Eliza Maria Anselmo Bezerra, de 26 anos de idade, foi baleada após uma discussão, segundo testemunhas. Companheiro dela foi preso em Mossoró com um revólver calibre 38.

Uma mulher de 26 anos morreu na noite desta quinta-feira (23) após ser baleada com um tiro no peito em um bar na cidade de Assú, no interior do Rio Grande do Norte. O companheiro dela, de 46 anos, é o principal suspeito do crime e foi preso pouco tempo depois em Mossoró.

A vítima foi identificada como Eliza Maria Anselmo Bezerra. Segundo a Polícia Civil, o crime foi registrado como feminicídio.

O caso aconteceu por volta das 18h30, na Rua Vereador José Bezerra de Sá. Segundo relatos de testemunhas à polícia, Eliza e o companheiro, que não teve o nome revelado pela polícia, teriam discutido no local.

"A senhora Eliza teria discutido com o seu companheiro e ele teria desfechado um tiro de revólver no peito, tiro esse que foi fatal", afirmou o delegado de plantão em Mossoró, Caetano Bauman.

A vítima chegou a ser socorrida por populares para a Unidade de Pronto Atendimento (UPA) da cidade, mas não resistiu aos ferimentos e chegou sem vida ao local.

Na UPA, a médica plantonista que prestou o atendimento repassou à Polícia Militar munições intactas de calibre 38 que foram encontradas nas roupas de Eliza.

Fuga e prisão em Mossoró

Após o crime, o suspeito fugiu do local em um veículo modelo Corolla de cor prata.
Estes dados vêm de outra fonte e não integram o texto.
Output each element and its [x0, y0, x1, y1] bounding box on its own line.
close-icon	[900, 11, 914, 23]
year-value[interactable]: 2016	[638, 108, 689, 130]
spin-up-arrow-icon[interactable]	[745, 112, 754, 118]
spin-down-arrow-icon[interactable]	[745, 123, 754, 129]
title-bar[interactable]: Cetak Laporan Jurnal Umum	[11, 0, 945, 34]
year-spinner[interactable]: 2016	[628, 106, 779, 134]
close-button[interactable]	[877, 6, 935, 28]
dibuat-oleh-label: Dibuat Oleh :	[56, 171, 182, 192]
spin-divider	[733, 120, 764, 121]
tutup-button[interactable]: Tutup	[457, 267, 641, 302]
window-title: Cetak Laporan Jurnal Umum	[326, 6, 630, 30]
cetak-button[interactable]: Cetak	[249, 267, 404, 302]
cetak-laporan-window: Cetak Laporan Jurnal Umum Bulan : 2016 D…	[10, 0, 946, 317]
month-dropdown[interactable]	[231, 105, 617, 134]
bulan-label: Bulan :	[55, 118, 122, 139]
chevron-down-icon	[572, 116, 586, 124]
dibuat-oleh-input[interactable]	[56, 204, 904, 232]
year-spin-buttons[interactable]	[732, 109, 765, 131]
A Polícia Civil e a Polícia Militar iniciaram as diligências e receberam informações de que ele teria fugido com um advogado em direção ao município de Mossoró, na Região Oeste do estado.

O suspeito foi localizado por equipes da Polícia Militar dentro de uma churrascaria em Mossoró. De acordo com a polícia, ele não ofereceu resistência no momento da abordagem e informou que arma do crime - um revólver calibre 38 - estava debaixo do banco do motorista.
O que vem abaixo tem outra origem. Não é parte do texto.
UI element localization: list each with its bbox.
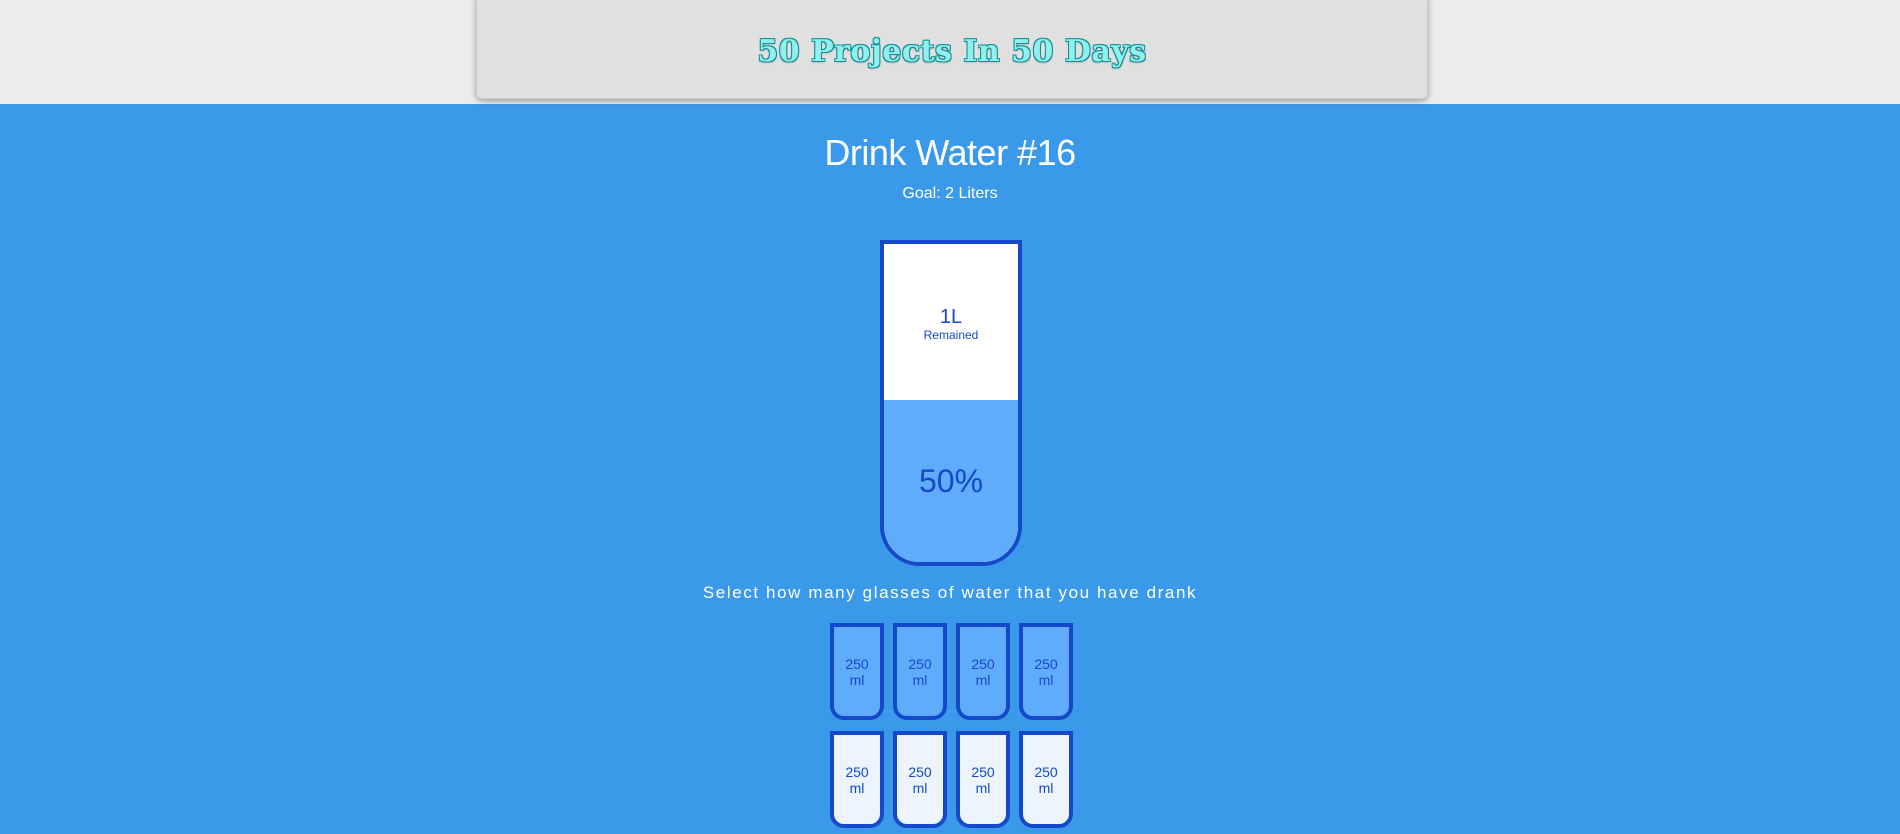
small-cup-label: 250 ml xyxy=(908,655,932,688)
small-cup[interactable]: 250 ml xyxy=(830,731,884,828)
top-bar: 50 Projects In 50 Days xyxy=(0,0,1900,104)
small-cup[interactable]: 250 ml xyxy=(893,731,947,828)
goal-text: Goal: 2 Liters xyxy=(902,185,998,202)
remained-liters: 1L xyxy=(939,306,963,328)
small-cup[interactable]: 250 ml xyxy=(956,623,1010,720)
small-cup-label: 250 ml xyxy=(971,655,995,688)
percentage-fill: 50% xyxy=(884,400,1018,562)
instruction-text: Select how many glasses of water that yo… xyxy=(702,583,1198,602)
small-cups-grid: 250 ml 250 ml 250 ml 250 ml 250 ml 250 m… xyxy=(830,623,1074,828)
remained-section: 1L Remained xyxy=(884,244,1018,404)
small-cup-label: 250 ml xyxy=(845,655,869,688)
small-cup[interactable]: 250 ml xyxy=(1019,731,1073,828)
small-cup[interactable]: 250 ml xyxy=(893,623,947,720)
page-title: Drink Water #16 xyxy=(824,132,1076,173)
header-title: 50 Projects In 50 Days xyxy=(757,34,1147,69)
remained-label: Remained xyxy=(923,328,979,342)
header-card: 50 Projects In 50 Days xyxy=(476,0,1428,99)
small-cup[interactable]: 250 ml xyxy=(1019,623,1073,720)
small-cup[interactable]: 250 ml xyxy=(956,731,1010,828)
small-cup-label: 250 ml xyxy=(971,763,995,796)
small-cup-label: 250 ml xyxy=(908,763,932,796)
small-cup-label: 250 ml xyxy=(1034,763,1058,796)
small-cup-label: 250 ml xyxy=(845,763,869,796)
big-cup: 1L Remained 50% xyxy=(880,240,1022,566)
small-cup-label: 250 ml xyxy=(1034,655,1058,688)
small-cup[interactable]: 250 ml xyxy=(830,623,884,720)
Atuação e investigação do caso

O suspeito foi conduzido à Delegacia de Plantão, onde foi autuado em flagrante por feminicídio. Na unidade policial, orientado pela defesa, ele optou por permanecer em silêncio durante o interrogatório.
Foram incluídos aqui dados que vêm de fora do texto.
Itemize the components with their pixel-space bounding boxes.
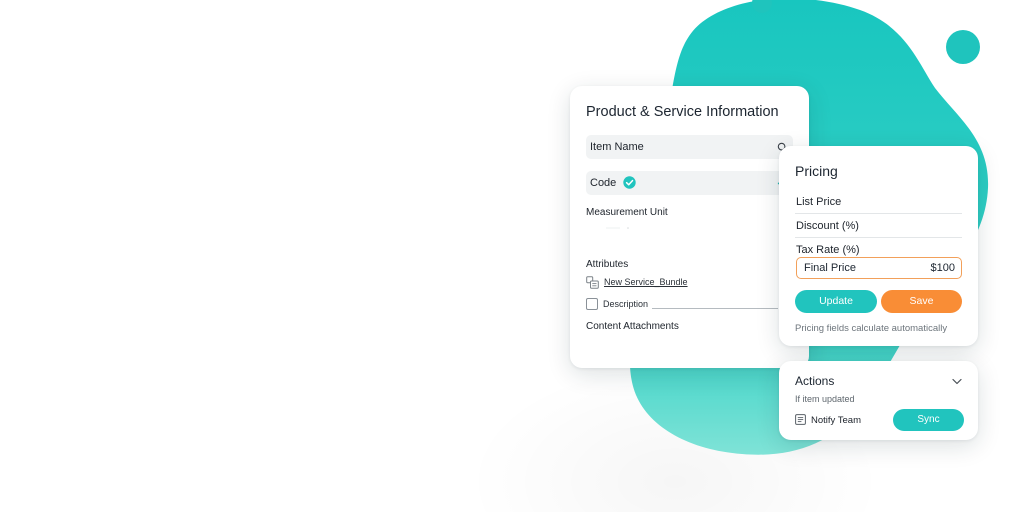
attributes-label: Attributes — [586, 259, 629, 270]
code-label: Code — [590, 177, 617, 189]
final-price-field[interactable]: Final Price $100 — [796, 257, 962, 279]
measurement-unit-field[interactable] — [586, 226, 666, 230]
bundle-icon — [586, 276, 599, 289]
actions-title: Actions — [795, 374, 835, 388]
description-label: Description — [603, 299, 649, 309]
content-attachments-label: Content Attachments — [586, 321, 679, 332]
checkbox-icon[interactable] — [586, 298, 598, 310]
pricing-note: Pricing fields calculate automatically — [795, 323, 948, 334]
list-price-label: List Price — [796, 196, 842, 208]
item-name-field[interactable]: Item Name — [586, 135, 793, 159]
actions-card: Actions If item updated Notify Team Sync — [779, 361, 978, 440]
tax-rate-label: Tax Rate (%) — [796, 244, 860, 256]
check-circle-icon — [623, 176, 636, 189]
pricing-title: Pricing — [795, 163, 838, 179]
bundle-link[interactable]: New Service_Bundle — [604, 277, 688, 287]
final-price-value: $100 — [930, 262, 955, 274]
product-service-card: Product & Service Information Item Name … — [570, 86, 809, 368]
update-button[interactable]: Update — [795, 290, 877, 313]
final-price-label: Final Price — [804, 262, 856, 274]
discount-label: Discount (%) — [796, 220, 859, 232]
measurement-unit-label: Measurement Unit — [586, 207, 668, 218]
description-input-line[interactable] — [652, 308, 778, 309]
list-price-field[interactable]: List Price — [795, 192, 962, 214]
blob-dot — [946, 30, 980, 64]
chevron-down-icon[interactable] — [952, 378, 962, 385]
item-name-label: Item Name — [590, 141, 644, 153]
notify-team-label: Notify Team — [811, 415, 861, 426]
description-row[interactable]: Description — [586, 297, 793, 313]
save-button[interactable]: Save — [881, 290, 962, 313]
code-field[interactable]: Code — [586, 171, 793, 195]
pricing-card: Pricing List Price Discount (%) Tax Rate… — [779, 146, 978, 346]
note-icon — [795, 414, 806, 425]
actions-subtitle: If item updated — [795, 394, 855, 404]
discount-field[interactable]: Discount (%) — [795, 216, 962, 238]
product-card-title: Product & Service Information — [586, 104, 779, 120]
sync-button[interactable]: Sync — [893, 409, 964, 431]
"Ele foi trazido para a Delegacia de Plantão, foi autuado em flagrante. Não ofereceu muitas informações aqui porque arguiu o direito constitucional de ficar calado, orientado pelo advogado", explicou o delegado Caetano Bauman.

O procedimento do flagrante foi concluído e encaminhado ao Núcleo de Investigação de Mortes Violentas (NIMV 5), que assumirá as investigações do caso. A Polícia Civil informou que solicitará à Justiça a conversão da prisão em flagrante para prisão preventiva.